Frage an Norbert Brackmann von Lorenz D. bezüglich Jugend
Sehr geehrter Herr Brackmann,
was in fast allen Ländern dieser Welt legal und möglich ist, in Dänemark bereits seit mehr als 150 Jahren, wird in Deutschland als Ordnungswidrigkeit gesehen und mit Bußgeldern und Sorgerechtsentzug bestraft. Die Rede ist vom sogenannten "Homeschooling" oder Hausunterricht, zu welchem sich auch in diesem Lande über 1000 Familien entschieden haben, Tendenz steigend.
Interessanterweise stammt diese Art der Anwesenheitspflicht noch aus der Zeit des Dritten Reiches und wurde 1938 mit dem Reichsschulpflichtgesetz eingeführt. Sicherlich möchte sich auch die CDU von den Lastern dieser Zeit befreien.
Empirisch betrachtet lässt sich zeigen, dass der angewandte Hausunterricht eine mindestens gleichwertige Alternative zum Schulunterricht darstellt und sich in deutlichen Erfolgen messen lässt.
Meine Frage lautet daher, inwiefern Sie sich einsetzen, um dieses im Grundgesetz verbriefte Recht auch in Deutschland durchzusetzen?
Mit freundlichen Grüßen
Lorenz Dietrich
Sehr geehrter Herr Dietrich,
vielen Dank für Ihr Schreiben.
In der Tat gilt nach wie vor die durch das Reichsschulpflichtgesetz im Jahr 1938 eingeführte, allgemeine Schulpflicht. Diese hält auch heute noch einer verfassungsrechtlichen Überprüfung stand. Sie dient nach Einschätzung des Bundesverfassungsgerichts dem legitimen Ziel der Durchsetzung des staatlichen Erziehungsauftrags. Dieser Auftrag richtete sich auf die Heranbildung verantwortlicher Staatsbürger, die verantwortungsbewusst an den demokratischen Prozessen in einer pluralistischen Gesellschaft teilhaben sollten.
Darüber hinaus hat die Allgemeinheit ein berechtigtes Interesse daran, der Entstehung von "Parallelgesellschaften“ entgegenzuwirken und Minderheiten zu integrieren. Diese Auffassung hat die 1. Kammer des Zweiten Senats des Bundesverfassungsgerichts zuletzt in einem Beschluss vom 31. Mai 2006 (2 BvR 1693/04) bestätigt.
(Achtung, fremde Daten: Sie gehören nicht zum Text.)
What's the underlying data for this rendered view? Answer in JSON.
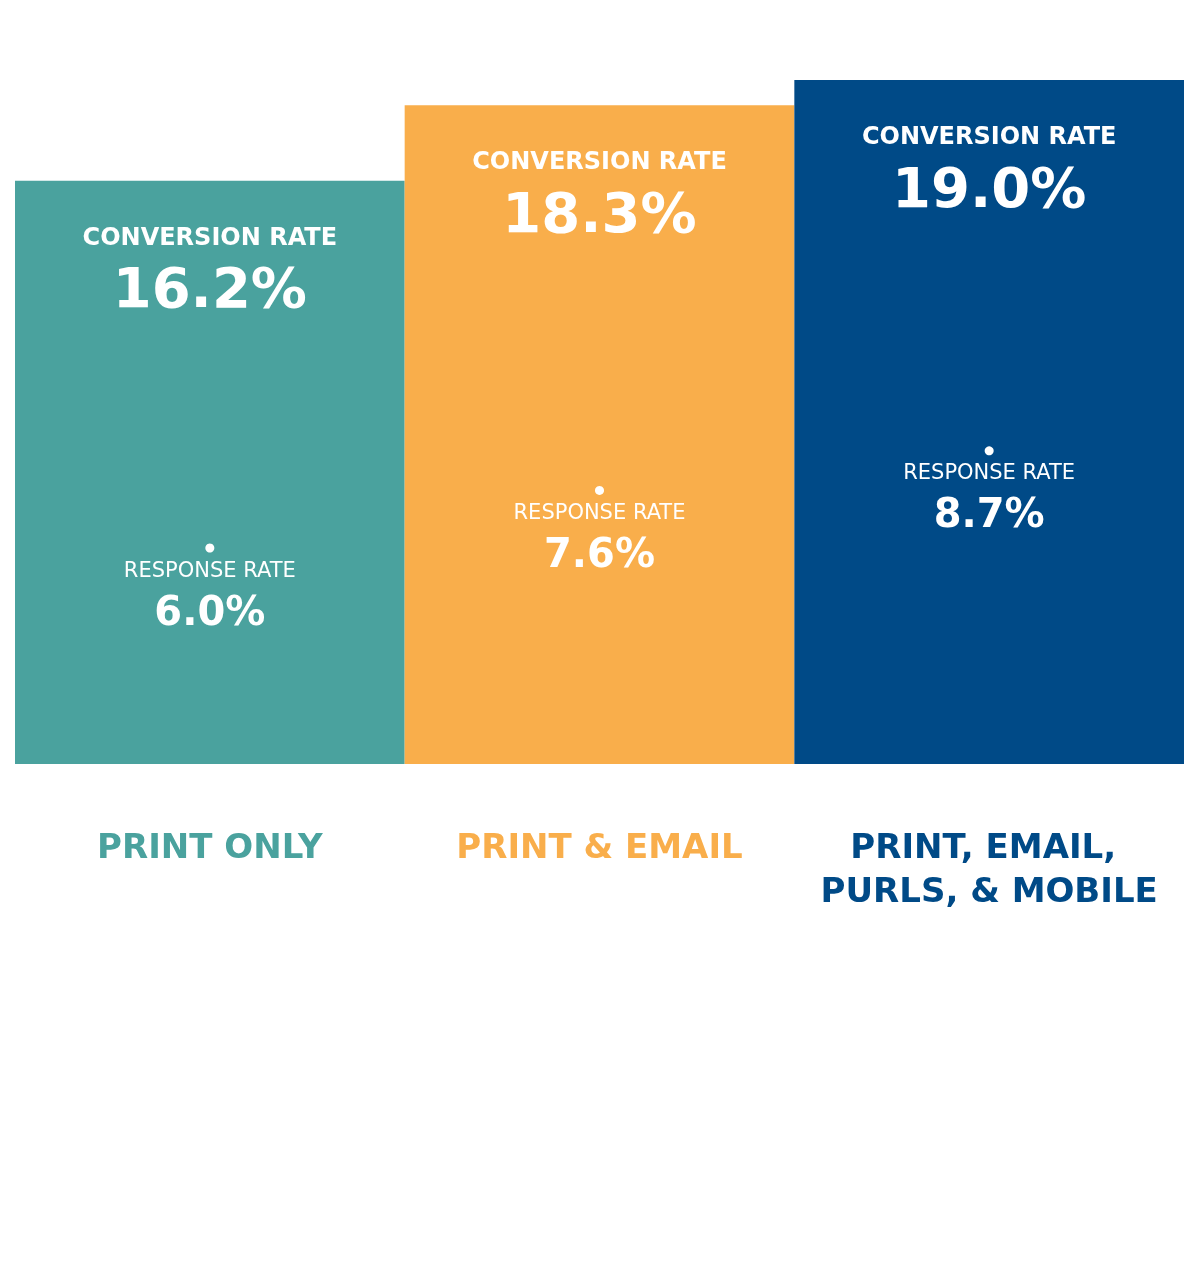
{
  "chart_data": {
    "type": "bar",
    "categories": [
      "PRINT ONLY",
      "PRINT & EMAIL",
      "PRINT, EMAIL, PURLS, & MOBILE"
    ],
    "series": [
      {
        "name": "CONVERSION RATE",
        "colors": [
          "#4aa29e",
          "#f9ae4b",
          "#004a87"
        ],
        "values": [
          16.2,
          18.3,
          19.0
        ],
        "value_labels": [
          "16.2%",
          "18.3%",
          "19.0%"
        ]
      },
      {
        "name": "RESPONSE RATE",
        "type": "scatter",
        "color": "#ffffff",
        "values": [
          6.0,
          7.6,
          8.7
        ],
        "value_labels": [
          "6.0%",
          "7.6%",
          "8.7%"
        ]
      }
    ],
    "legend": false,
    "grid": false
  }
}
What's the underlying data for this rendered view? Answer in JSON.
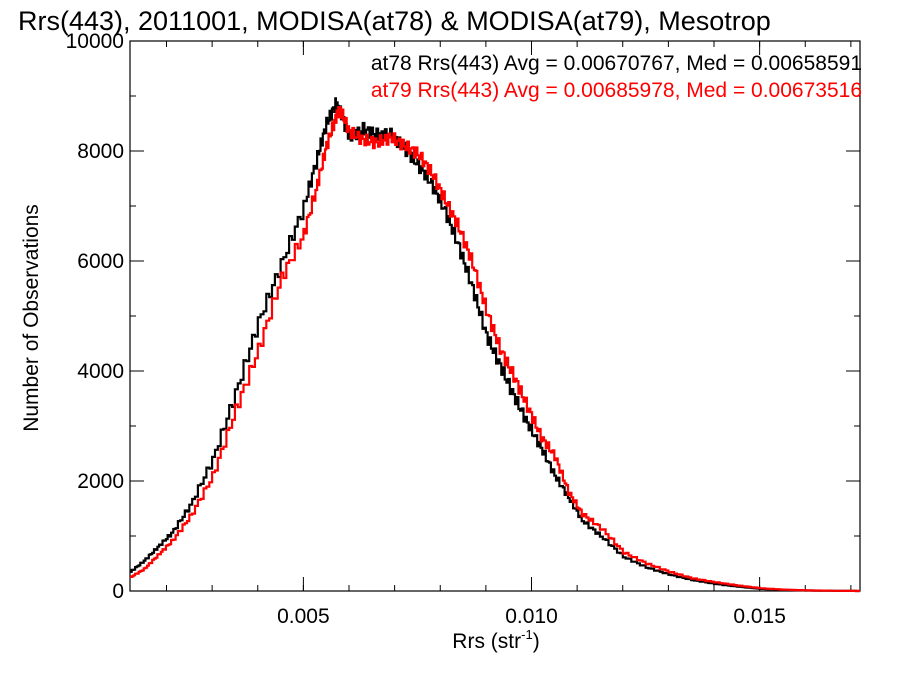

Grundsätzlich unterstütze ich das Bestreben der Eltern, ihren Kindern eine gute Bildung zu vermitteln. Die Fürsorge und Aufopferungsbereitschaft vieler Eltern, die ihre Kinder zu Hause unterrichten möchten, ist beeindruckend. Viele Beispiele in anderen Ländern zeigen, wie Sie richtig anmerken, dass Kinder, die von ihren Eltern unterrichtet werden, beachtliche Bildungserfolge erzielen können.
Dennoch kennen wir nicht nur positive Beispiele. Es besteht die Gefahr, dass Eltern der Bildungsaufgabe nicht gewachsen sind und dem Kind durch den Hausunterricht nicht die ihm gebührende Förderung zuteilwerden lassen können. Immerhin müssen Lehrkräfte an öffentlichen Schulen nicht ohne Grund über einen pädagogischen Hochschulabschluss verfügen. Darüber hinaus besteht die Sorge, dass durch die Vermittlung einer fundamentalistischen und oft die Mehrheitsgesellschaft ablehnende Geisteshaltung die Integration des Kindes in die deutsche Gesellschaft erheblich erschwert werden könnte.
Daher halten wir nach gründlicher Abwägung des Elternrechts einerseits mit dem öffentlichen Interesse an einer Integration in die Gesellschaft an der allgemeinen Schulpflicht fest. Diese gilt umso mehr, als wir über ein leistungsstarkes und stark differenziertes Schulsystem verfügen. Neben den staatlichen Schulen gibt es zahlreiche private Träger, die den unterschiedlichsten Bildungsinteressen nachkommen (Walldorfschulen, Internationale Schulen, kirchliche Schulen usw.). Dieses Angebot und die damit einhergehende Wahlfreiheit der Eltern wollen wir bewahren.